Lorsque sa constitution n’était plus qu’une parodie, la Bretagne n’avait pas trop à se plaindre ; si une femme spirituelle traçait avec une verve charmante le tableau de ses faiblesses. Dans l’esquisse de ses mœurs politiques sous le gouvernement du duc de Chaumes, M de Sévigné est presque toujours demeurée dans la vérité. La force des choses me conduit donc à reproduire ici les témoignages du seul historiographe de ses états, devenu quelques mois plus tard le témoin presque souriant de ses malheurs : « Une infinité de présens, des pensions, quinze ou vingt grandes tables, un jeu continuel, des bals éternels, des comédies trois fois la semaine, une grande braverie, voilà les états… J’oublie trois ou quatre cents pipes de vin qu’on y boit.

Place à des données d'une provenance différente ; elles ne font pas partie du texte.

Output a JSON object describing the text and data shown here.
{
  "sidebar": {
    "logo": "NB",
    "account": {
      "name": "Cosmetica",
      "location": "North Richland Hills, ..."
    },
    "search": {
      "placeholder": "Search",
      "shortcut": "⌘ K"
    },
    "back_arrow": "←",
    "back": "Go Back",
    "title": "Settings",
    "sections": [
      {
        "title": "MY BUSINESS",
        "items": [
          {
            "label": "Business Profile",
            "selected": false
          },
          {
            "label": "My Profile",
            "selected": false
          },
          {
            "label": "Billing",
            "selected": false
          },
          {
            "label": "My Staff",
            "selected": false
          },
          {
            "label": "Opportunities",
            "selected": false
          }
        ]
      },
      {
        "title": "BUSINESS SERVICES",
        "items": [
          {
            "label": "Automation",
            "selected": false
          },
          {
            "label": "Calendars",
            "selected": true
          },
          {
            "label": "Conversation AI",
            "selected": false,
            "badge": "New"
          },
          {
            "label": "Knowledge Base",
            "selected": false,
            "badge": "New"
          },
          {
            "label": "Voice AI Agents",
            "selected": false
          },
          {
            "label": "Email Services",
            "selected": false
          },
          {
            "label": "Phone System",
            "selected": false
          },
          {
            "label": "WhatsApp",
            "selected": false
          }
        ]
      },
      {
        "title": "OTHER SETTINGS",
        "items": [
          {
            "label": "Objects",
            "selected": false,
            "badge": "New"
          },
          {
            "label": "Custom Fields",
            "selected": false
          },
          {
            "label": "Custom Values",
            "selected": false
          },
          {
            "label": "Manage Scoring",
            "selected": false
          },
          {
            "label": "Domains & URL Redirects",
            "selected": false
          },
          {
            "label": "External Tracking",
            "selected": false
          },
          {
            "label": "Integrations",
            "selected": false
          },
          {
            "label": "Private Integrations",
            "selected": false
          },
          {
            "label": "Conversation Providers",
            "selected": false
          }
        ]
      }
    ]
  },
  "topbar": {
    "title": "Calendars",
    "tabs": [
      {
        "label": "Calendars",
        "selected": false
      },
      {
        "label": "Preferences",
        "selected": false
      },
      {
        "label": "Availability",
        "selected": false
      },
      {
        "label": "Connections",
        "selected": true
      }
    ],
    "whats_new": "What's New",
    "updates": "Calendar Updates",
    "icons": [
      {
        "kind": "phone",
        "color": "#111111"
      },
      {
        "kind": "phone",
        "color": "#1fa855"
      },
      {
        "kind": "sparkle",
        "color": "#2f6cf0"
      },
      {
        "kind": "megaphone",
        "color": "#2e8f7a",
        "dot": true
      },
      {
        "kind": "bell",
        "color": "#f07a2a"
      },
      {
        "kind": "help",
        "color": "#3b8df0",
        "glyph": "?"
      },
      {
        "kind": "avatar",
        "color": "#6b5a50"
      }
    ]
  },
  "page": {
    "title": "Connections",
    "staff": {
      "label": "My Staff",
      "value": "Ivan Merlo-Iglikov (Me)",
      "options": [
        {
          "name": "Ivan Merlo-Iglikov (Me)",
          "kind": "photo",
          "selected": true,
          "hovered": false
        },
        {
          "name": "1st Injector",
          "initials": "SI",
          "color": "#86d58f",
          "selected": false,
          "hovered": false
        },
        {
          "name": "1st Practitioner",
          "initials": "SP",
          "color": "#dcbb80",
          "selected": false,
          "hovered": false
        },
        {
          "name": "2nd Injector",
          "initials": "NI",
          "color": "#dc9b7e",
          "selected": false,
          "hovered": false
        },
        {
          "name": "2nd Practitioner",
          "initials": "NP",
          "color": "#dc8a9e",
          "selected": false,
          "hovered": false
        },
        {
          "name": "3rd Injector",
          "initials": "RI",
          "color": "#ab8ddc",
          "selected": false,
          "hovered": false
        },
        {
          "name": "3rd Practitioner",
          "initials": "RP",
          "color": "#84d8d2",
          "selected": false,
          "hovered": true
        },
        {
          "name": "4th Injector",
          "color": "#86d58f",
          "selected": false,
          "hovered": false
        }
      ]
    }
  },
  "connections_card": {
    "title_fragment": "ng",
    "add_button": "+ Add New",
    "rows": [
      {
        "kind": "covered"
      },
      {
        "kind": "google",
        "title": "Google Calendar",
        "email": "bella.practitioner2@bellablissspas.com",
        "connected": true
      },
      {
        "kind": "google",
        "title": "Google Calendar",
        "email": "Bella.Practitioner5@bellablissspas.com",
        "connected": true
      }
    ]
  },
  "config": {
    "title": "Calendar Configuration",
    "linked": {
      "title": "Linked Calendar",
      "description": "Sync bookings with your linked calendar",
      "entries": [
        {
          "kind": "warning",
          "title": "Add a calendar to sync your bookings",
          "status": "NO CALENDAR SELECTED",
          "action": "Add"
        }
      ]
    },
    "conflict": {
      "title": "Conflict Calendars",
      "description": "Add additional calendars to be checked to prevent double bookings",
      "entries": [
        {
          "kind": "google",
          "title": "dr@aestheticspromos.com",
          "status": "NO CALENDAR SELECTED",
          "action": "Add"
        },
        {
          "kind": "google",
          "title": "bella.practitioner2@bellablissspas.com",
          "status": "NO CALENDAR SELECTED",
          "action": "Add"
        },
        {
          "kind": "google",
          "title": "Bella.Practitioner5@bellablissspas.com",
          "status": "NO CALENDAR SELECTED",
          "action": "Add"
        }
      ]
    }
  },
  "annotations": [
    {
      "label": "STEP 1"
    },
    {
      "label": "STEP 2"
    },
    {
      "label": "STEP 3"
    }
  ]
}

Aussi tous les pavés de Vitré semblent métamorphosés en gentilshommes. On voit arriver en foule au vaste banquet riches et pauvres députés, M. le premier président, les procureurs et avocats-généraux du parlement, huit évêques, cinquante Bas-Bretons dorés jusqu’aux yeux, cent communautés, etc. ; je ne crois pas qu’il y ait une province assemblée qui ait un aussi grand air, que celle-ci… Toute la Bretagne était ivre aujourd’hui ; quarante gentilshommes avaient diné en bas et avaient porté quarante santés, celle du roi avait été la première, et tous les verres cassés après l’avoir bue… Sa majesté en effet a écrit de sa propre main des bontés infinies pour sa bonne province de Bretagne. Les états ne doivent pas être longs, il n’y a qu’à demander ce que veut le roi ; on ne dit pas un mot, voilà qui est fait… Votre présent est déjà fait ; on a demandé trois millions, nous avons offert sans chicaner 2,500,000 liv. ; Pour le gouverneur, il trouve, je ne sais pas comment, plus de 40,000 écus qui lui reviennent ; M. de Lavandin aura 80,000 francs, M. de Molac 2,000 pistoles, M. de Boucherat, le premier-président, le lieutenant du roi, autant, le reste des officiers à proportion. Il faut croire qu’il passe autant de vin dans le corps des Bretons que d’eau sous les ponts, puisque c’est là-dessus qu’on prend l’infinité d’argent qui se donne à tous les états. Le jour de la signature, on ajouta 2,000 louis d’or à Mme de Chaulnes et beaucoup d’autres présens.

  1. Mémoire de M. de Nointel, dans l'État de la France publié par le comte de Boulainvilliers, t. V.